Estiagem

“A crise hídrica não é um fenômeno natural, está ligada com a ação humana”, diz professor da Universidade Franciscana em seminário do Comitê Pelo Meio Ambiente

“A crise hídrica não é um fenômeno natural, está ligada com a ação humana”, diz professor da Universidade Franciscana em seminário do Comitê Pelo Meio Ambiente

Fotos: Eduardo Ramos (Diário)


A crise hídrica que atinge o Rio Grande do Sul é um problema sério e grave, e que precisa ser debatido para que as futuras gerações não sintam os impactos das decisões tomadas agora. Para discutir o assunto, contextualizar a situação e indicar soluções, na última sexta-feira, o Comitê pelo Meio Ambiente – ciente da necessidade de dar luz à questão – promoveu um seminário. Entidades ligadas ao tema, poder público, associações e demais convidados participaram, na sede do Grupo Diário, da 5º edição do evento. Para falar sobre o assunto, estiveram presentes o professor do curso de Direito da Universidade Franciscana (UFN), João Hélio Pes, e o superintendente regional da Companhia Riograndense de Saneamento (Corsan), José Roberto Epstein. No seminário, eles falaram sobre a gestão hídrica no Estado, a situação da estiagem, o abastecimento de água na região, ações e políticas públicas necessárias voltadas ao fornecimento de água à população. As mudanças climáticas, a análise de aspectos jurídicos e as normas que tratam da segurança hídrica também estiveram em pauta. 

Região Central

Neste ano, os 39 municípios de cobertura do Grupo Diário decretaram situação de emergência devido à estiagem. A falta de chuvas destruiu lavouras, causou desabastecimento de água e já deixou um prejuízo superior a R$ 3 bilhões para a agricultura, conforme dados da Emater. Este é o terceiro ano consecutivo que a Região Central sofre com os efeitos da seca. Em Santa Maria, as barragens do DNOS e da Rodolfo Costa e Silva estão abaixo do nível ideal. Em Caçapava do Sul, a principal barragem que abastece a cidade está praticamente seca, e a população já precisou enfrentar racionamento de água.

– A barragem da Socepe, no município de Itaara, está com o volume útil abaixo de 10%. Desde o ano passado, estamos fazendo um reforço com o caminhão pipa. Em previsões realizadas, nunca se projetou o que nós estamos vivendo hoje em Itaara – relata Epstein. 

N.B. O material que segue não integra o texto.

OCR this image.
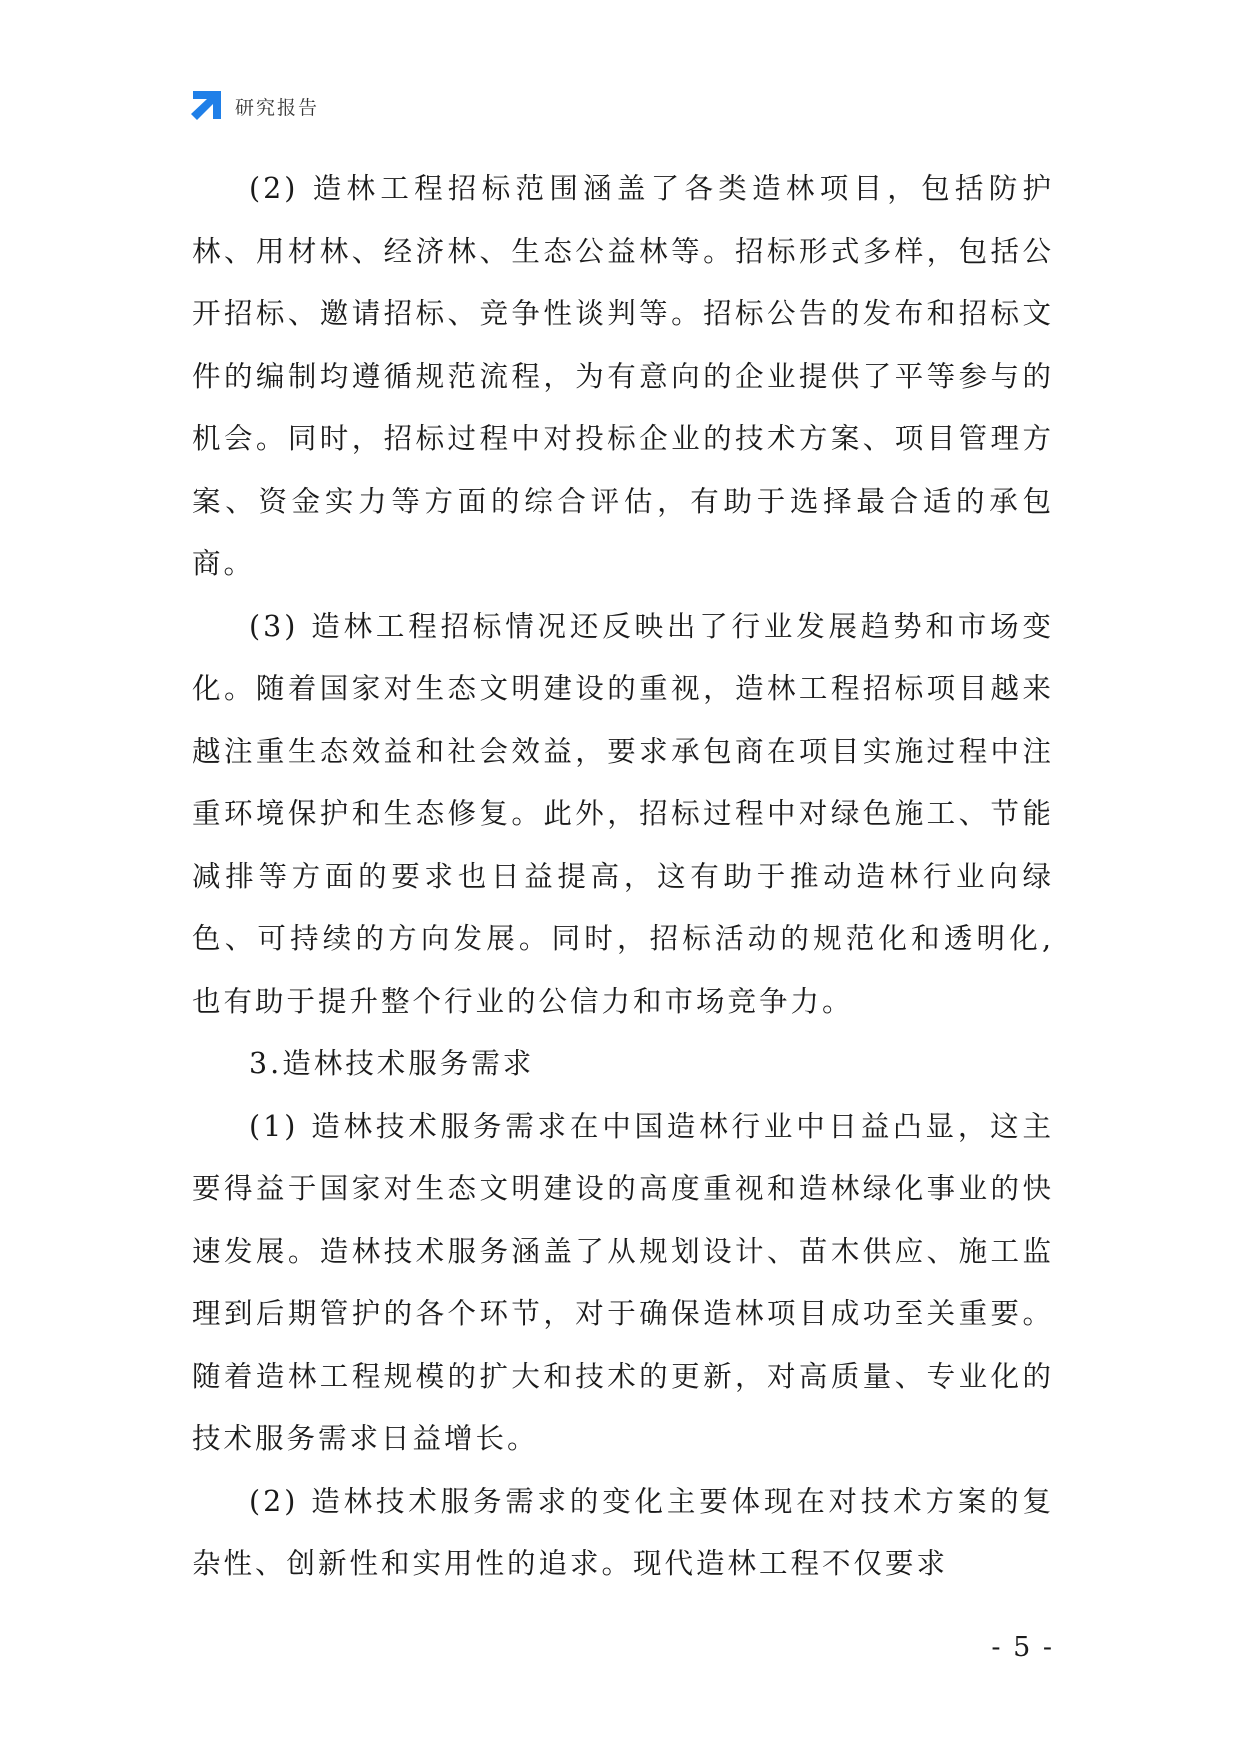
研究报告

(2) 造林工程招标范围涵盖了各类造林项目，包括防护林、用材林、经济林、生态公益林等。招标形式多样，包括公开招标、邀请招标、竞争性谈判等。招标公告的发布和招标文件的编制均遵循规范流程，为有意向的企业提供了平等参与的机会。同时，招标过程中对投标企业的技术方案、项目管理方案、资金实力等方面的综合评估，有助于选择最合适的承包商。

(3) 造林工程招标情况还反映出了行业发展趋势和市场变化。随着国家对生态文明建设的重视，造林工程招标项目越来越注重生态效益和社会效益，要求承包商在项目实施过程中注重环境保护和生态修复。此外，招标过程中对绿色施工、节能减排等方面的要求也日益提高，这有助于推动造林行业向绿色、可持续的方向发展。同时，招标活动的规范化和透明化,也有助于提升整个行业的公信力和市场竞争力。

3.造林技术服务需求

(1) 造林技术服务需求在中国造林行业中日益凸显，这主要得益于国家对生态文明建设的高度重视和造林绿化事业的快速发展。造林技术服务涵盖了从规划设计、苗木供应、施工监理到后期管护的各个环节，对于确保造林项目成功至关重要。随着造林工程规模的扩大和技术的更新，对高质量、专业化的技术服务需求日益增长。

(2) 造林技术服务需求的变化主要体现在对技术方案的复杂性、创新性和实用性的追求。现代造林工程不仅要求

- 5 -
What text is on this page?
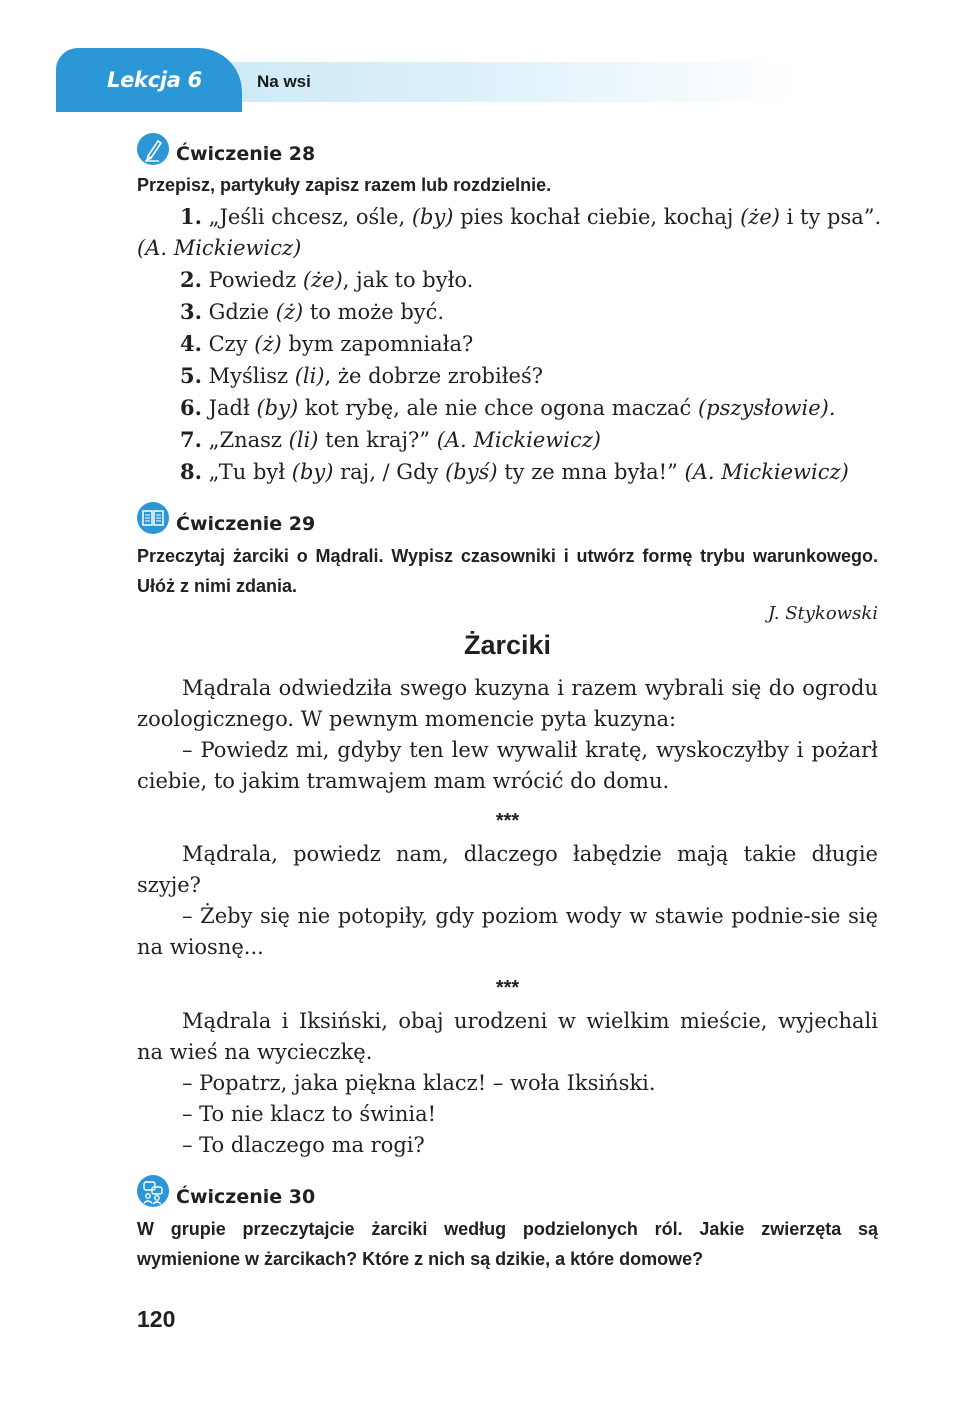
Lekcja 6	Na wsi
Ćwiczenie 28
Przepisz, partykuły zapisz razem lub rozdzielnie.
1. „Jeśli chcesz, ośle, (by) pies kochał ciebie, kochaj (że) i ty psa”.
(A. Mickiewicz)
2. Powiedz (że), jak to było.
3. Gdzie (ż) to może być.
4. Czy (ż) bym zapomniała?
5. Myślisz (li), że dobrze zrobiłeś?
6. Jadł (by) kot rybę, ale nie chce ogona maczać (pszysłowie).
7. „Znasz (li) ten kraj?” (A. Mickiewicz)
8. „Tu był (by) raj, / Gdy (byś) ty ze mna była!” (A. Mickiewicz)
Ćwiczenie 29
Przeczytaj żarciki o Mądrali. Wypisz czasowniki i utwórz formę trybu warunkowego. Ułóż z nimi zdania.
J. Stykowski
Żarciki
Mądrala odwiedziła swego kuzyna i razem wybrali się do ogrodu zoologicznego. W pewnym momencie pyta kuzyna:
– Powiedz mi, gdyby ten lew wywalił kratę, wyskoczyłby i pożarł ciebie, to jakim tramwajem mam wrócić do domu.
***
Mądrala, powiedz nam, dlaczego łabędzie mają takie długie szyje?
– Żeby się nie potopiły, gdy poziom wody w stawie podnie-sie się na wiosnę...
***
Mądrala i Iksiński, obaj urodzeni w wielkim mieście, wyjechali na wieś na wycieczkę.
– Popatrz, jaka piękna klacz! – woła Iksiński.
– To nie klacz to świnia!
– To dlaczego ma rogi?
Ćwiczenie 30
W grupie przeczytajcie żarciki według podzielonych ról. Jakie zwierzęta są wymienione w żarcikach? Które z nich są dzikie, a które domowe?
120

O docente da UFN, comenta que a crise hídrica não é apenas um fenômeno natural, ocasionado pelo La Niña. Pesquisadores da área, vem apresentando dados, ao longo dos anos, sobre a participação humana nesses problemas econômicos e sociais:

– O cientista brasileiro Carlos Nobre, aponta que todos os eventos extremos, como as chuvaradas, secas, têm relação direta com as mudanças climáticas. O que são essas mudanças? É ocasionada pela participação do ser humano ou por fenômenos naturais? A ciência responde que é a ação do homem que desencadeia os problemas que a sociedade enfrenta hoje. 

Pautas ambientais

O Comitê pelo Meio Ambiente congrega órgãos públicos, instituições de Ensino Superior e sociedade civil organizada para discutir ações e iniciativas práticas que promovam mudanças comportamentais da sociedade, tornando o tema ambiental prioritário e urgente para a comunidade santa-mariense. Criado por seis instituições e pela necessidade de trazer à tona a temática que permeia o dia a dia da população, e que por décadas tem sido deixado à margem da agenda municipal, o grupo é formado pelo Grupo Diário, prefeitura de Santa Maria, Câmara de Vereadores de Santa Maria, Universidade Federal de Santa Maria (UFSM), Universidade Franciscana (UFN) e Instituto Federal Farroupilha (IFFar). O 5º Seminário sobre a crise hídrica no Estado foi transmitido pela TV Diário e Rádio CDN e está disponível no YouTube do Diário. A mediação do jornalista e colunista Deni Zolin.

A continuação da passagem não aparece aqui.